The fact that David is a somewhat anti-Semitic caricature and ends up having
such a treasure trove of absurd and icky secrets put a serious damper on this
film’s potential. But it’s worth seeing for Carey Mulligan’s portrayal of
Jenny. It’s not a totally flattering portrait of a young woman realizing her
sexual power, but it’s an undeniably real one: the teenage-girl moments are the
film’s finest.

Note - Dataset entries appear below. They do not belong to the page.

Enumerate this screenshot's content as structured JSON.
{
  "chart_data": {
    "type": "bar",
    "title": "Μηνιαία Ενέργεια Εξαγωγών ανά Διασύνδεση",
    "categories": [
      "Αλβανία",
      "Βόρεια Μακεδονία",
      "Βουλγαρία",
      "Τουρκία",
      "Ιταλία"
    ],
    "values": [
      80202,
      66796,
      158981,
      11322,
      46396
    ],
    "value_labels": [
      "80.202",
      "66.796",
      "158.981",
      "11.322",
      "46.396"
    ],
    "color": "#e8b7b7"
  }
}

And perhaps most importantly, the film doesn’t blame Jenny for
her affair or for losing her virginity, but instead views the episode through
the lens of the title, as an education.

"The Young Victoria" is a look at the early years of England’s Queen
Victoria, played by Emily Blunt, whom most of us think of as a stout matronly
figure but who ascended to the throne at only 18.  The film is at its best
in the first hour, when it follows the girlish Victoria through the intrigues
and scandals of the court and shows how, after being used as a political
football, she was eager to embrace her newfound power when she became queen.
If, like many progressives, you can suspend your skepticism and enjoy lush
films about British royalty even while knowing they were unforgivable tyrants
who ruled over a nasty empire, this film is extremely entertaining and even touching,
as Victoria falls for Prince Albert, a true love match.

Bonus: "Fantastic Mr. Fox

Who would have thought that an animated puppet-movie about foxes based on a
children’s novel would be a playful interrogation of conventional masculinity?
This Wes Anderson film features a fox who, far from being fantastic, is so
obsessed with proving his manhood by being a thief that he plunges the entire
animal community into near doom. It’s very funny, and the puppets render it
more palatable than some of Anderson’s more self-indulgent films.